Another expression often used to explain interdependent co-arising is that all phenomena arise interdependent of other phenomena, or as often expressed in Buddhist teachings “”if this exists, that exists; if this ceases to exist, that also ceases to exist”.
This leads us to the concept of Oneness. An ideas often discussed in the context of Buddhism, but is actually a misinterpretation of Buddha’s meaning of interdependent co-arising.
A brahman once asked him: “Is everything a Oneness? Is everything a Plurality?” The Buddha replied that both views are extremes to be avoided (Samyutta Nikaya 12.48).
If we where all one, then by filling my stomach all beings would fill their stomach, but the opposite is the case, by me filling my stomach another being dies. There’s an endless cycle of deaths and births in nature to sustain the eco-system.
Buddha says that we are related not by who we inherently are but by what we choose to do.
Karma is about cause and effect, not fatalism
“Choose to do” introduces the concept of karma, another idea widely misunderstood in Western pop Buddhism.
It has taken a fatalistic meaning and people say things like “It’s my karma” and resign to some bad event.
We say “He/She has a lot of bad karma” or “Karma will get him/her!” and imagine that some cosmic karma-account will be balanced and judgement passed at some future point.
These sayings have seeds of truth but there’s nothing supernatural about karma.
The original meaning of the word is simply deed, act or action and it points to that we determine our destinies through the quality of our actions.
Every action has an effect, no effect can arise without a preceding action.
There are actions that lead to insight, wisdom, and enlightenment and actions that lead to greed, hatred and ignorance, and by our interconnectedness actions effect others.
Through our actions are we interdependent.
How is interdependent co-arising relevant in our lives?
When we experience undesirable effect we’d like to avoid happening again and desirable effects we’d like to have more of we can ask ourselves: Which causes led to this effect and how have I contributed to these causes?
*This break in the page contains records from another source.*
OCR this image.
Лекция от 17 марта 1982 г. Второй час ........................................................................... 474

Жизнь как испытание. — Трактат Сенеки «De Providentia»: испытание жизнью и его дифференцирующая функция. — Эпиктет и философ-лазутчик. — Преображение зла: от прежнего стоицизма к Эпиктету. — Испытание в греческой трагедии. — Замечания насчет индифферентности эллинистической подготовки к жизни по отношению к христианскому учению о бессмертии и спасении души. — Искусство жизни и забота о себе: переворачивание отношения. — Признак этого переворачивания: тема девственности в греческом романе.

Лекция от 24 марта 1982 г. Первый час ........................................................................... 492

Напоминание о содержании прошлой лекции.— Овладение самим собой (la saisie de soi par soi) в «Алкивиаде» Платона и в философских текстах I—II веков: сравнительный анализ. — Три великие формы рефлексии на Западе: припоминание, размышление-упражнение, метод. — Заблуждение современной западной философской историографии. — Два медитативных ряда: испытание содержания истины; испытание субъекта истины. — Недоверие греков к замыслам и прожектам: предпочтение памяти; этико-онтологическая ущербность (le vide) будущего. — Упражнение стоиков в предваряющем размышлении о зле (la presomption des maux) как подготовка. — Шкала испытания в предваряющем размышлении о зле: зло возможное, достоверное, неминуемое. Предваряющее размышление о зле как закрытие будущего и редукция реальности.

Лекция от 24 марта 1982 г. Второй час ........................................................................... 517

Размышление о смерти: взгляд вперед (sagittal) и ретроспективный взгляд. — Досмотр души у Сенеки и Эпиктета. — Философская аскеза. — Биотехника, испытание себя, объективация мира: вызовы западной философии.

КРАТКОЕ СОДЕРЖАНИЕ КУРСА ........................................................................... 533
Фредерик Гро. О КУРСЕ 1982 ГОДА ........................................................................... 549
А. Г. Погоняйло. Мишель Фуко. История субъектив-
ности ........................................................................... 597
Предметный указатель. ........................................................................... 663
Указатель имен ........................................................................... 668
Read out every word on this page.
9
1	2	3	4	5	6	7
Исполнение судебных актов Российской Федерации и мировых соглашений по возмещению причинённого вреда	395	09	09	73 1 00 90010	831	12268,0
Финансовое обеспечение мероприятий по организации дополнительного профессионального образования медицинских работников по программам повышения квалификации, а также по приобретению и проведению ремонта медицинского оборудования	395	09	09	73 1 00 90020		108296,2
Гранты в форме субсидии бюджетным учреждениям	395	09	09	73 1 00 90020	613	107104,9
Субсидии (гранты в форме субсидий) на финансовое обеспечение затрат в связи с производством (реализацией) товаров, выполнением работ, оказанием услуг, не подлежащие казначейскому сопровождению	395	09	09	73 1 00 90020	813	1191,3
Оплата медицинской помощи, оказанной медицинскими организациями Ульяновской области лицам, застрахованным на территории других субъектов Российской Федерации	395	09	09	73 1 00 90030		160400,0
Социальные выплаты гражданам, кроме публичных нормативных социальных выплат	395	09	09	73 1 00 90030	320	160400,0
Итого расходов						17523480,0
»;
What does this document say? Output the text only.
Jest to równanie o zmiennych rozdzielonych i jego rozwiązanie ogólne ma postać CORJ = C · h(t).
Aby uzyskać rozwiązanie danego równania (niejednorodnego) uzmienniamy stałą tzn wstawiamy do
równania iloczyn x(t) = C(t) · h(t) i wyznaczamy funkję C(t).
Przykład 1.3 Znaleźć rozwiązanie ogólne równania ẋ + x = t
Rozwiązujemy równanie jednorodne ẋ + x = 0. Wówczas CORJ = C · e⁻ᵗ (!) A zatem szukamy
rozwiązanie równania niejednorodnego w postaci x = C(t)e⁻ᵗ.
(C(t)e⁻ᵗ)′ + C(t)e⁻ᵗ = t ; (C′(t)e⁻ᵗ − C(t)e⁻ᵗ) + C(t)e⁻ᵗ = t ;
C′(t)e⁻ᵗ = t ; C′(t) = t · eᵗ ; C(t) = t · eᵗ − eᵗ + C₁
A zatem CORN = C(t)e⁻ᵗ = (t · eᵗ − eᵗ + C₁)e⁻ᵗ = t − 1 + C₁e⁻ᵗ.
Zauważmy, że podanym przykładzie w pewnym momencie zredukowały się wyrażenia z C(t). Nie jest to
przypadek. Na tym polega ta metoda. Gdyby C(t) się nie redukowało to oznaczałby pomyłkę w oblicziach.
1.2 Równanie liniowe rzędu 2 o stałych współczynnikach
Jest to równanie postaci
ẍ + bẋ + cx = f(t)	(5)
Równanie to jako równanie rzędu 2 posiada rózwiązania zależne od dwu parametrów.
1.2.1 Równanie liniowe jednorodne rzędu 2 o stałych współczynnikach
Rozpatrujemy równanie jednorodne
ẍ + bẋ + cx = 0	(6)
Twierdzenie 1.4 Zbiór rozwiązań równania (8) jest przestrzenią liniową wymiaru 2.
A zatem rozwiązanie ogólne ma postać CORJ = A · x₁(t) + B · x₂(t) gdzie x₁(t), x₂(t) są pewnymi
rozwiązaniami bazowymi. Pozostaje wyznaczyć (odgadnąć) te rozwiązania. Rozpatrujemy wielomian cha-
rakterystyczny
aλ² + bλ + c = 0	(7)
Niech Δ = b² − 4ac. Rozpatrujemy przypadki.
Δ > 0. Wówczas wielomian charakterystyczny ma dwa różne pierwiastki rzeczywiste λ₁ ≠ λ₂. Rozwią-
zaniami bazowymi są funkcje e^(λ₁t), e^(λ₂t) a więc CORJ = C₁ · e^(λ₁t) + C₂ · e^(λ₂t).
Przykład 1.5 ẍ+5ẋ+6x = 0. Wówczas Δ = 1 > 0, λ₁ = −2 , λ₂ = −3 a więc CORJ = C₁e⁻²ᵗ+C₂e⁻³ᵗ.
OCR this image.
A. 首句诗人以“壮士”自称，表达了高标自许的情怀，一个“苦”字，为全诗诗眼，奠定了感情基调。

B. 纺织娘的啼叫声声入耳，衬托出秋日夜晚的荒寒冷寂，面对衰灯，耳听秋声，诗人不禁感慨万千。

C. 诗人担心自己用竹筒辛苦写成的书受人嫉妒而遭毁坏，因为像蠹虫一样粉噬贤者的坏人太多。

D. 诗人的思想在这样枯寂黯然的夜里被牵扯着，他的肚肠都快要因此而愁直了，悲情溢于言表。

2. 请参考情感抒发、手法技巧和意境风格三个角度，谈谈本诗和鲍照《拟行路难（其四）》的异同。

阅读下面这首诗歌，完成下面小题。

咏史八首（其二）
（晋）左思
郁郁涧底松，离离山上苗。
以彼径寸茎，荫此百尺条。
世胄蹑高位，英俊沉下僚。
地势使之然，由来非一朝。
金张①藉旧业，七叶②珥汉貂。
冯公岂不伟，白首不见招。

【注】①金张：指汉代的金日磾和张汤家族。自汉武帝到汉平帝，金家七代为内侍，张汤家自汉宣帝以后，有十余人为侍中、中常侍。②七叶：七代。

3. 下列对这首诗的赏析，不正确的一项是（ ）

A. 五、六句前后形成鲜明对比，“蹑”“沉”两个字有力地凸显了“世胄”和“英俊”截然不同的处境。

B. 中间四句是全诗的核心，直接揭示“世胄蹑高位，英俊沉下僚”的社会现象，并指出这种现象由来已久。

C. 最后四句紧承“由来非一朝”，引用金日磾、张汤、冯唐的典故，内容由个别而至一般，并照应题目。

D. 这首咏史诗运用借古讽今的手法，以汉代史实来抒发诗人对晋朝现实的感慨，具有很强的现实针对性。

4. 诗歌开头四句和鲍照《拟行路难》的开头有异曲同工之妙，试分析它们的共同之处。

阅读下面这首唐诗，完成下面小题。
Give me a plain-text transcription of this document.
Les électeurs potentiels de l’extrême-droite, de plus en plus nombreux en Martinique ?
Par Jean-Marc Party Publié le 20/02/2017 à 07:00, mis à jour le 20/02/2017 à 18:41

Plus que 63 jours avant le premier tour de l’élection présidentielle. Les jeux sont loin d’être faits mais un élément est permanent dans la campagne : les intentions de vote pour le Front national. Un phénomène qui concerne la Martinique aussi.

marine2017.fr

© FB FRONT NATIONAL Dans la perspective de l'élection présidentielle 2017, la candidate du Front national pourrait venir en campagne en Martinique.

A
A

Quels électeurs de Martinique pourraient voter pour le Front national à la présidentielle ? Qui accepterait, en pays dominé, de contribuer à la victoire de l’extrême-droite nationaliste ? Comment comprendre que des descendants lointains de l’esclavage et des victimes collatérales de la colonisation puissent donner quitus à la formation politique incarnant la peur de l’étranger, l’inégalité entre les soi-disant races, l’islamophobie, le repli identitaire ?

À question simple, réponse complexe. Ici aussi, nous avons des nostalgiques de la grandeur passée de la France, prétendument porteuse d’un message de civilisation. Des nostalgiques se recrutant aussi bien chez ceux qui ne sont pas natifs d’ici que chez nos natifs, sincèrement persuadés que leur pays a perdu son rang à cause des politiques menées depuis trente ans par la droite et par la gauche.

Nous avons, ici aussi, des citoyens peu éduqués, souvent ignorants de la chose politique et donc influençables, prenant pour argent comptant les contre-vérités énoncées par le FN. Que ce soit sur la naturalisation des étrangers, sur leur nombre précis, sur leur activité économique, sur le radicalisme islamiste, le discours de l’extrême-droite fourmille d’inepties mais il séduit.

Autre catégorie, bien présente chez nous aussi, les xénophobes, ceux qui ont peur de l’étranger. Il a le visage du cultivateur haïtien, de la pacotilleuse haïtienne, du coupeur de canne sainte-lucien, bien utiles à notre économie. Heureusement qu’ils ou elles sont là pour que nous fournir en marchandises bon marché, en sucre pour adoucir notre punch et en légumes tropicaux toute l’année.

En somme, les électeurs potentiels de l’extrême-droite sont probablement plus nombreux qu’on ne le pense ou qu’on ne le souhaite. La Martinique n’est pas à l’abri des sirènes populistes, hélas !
By recognising interdependent co-arising we avoid arrogance, we become humble, we come to realise that the reason we are here and now is not because of our own making. We plant seeds with our actions and as the Christian’s put it, “we reap what we sow”.
A starting point for reflection may be right now. A multitude of causes have led you here reading a text on interdependent co-arising.
Your parents planted seeds in you that has taken you on a unique path of ups and downs. You’ve experienced happiness and sorrow, and the monotonous trudge in between, you’ve pondered the big questions in life, and somewhere on this path you developed an interest in philosophy and wisdom.
Events have nudged you and you’ve made choices to get to this moment. Some of those choices were many years ago and others only minutes ago.
Furthermore, in the device you are reading from you can see the entire earth. Each little component of the device has arisen interdependently. The metals formed eons ago, the workers in the mine, the truck driver who brought metal to the factory, the designers of the device, and on it goes.
Here you are, in this very moment, still reading and curious about a core Buddhist concept.
What is effect of you reading this?
“So what?“ you may wonder.
By recognising the conditions that give rise and support this very moment we shift our perspective from seeing ourselves and others as sovereign, autonomous entities, to recognising we are all borne from the human substrate and interdependent through our actions.
This is the perspective from which we change our little corner of the world, and with that the entire world, for the better, one little action at a time.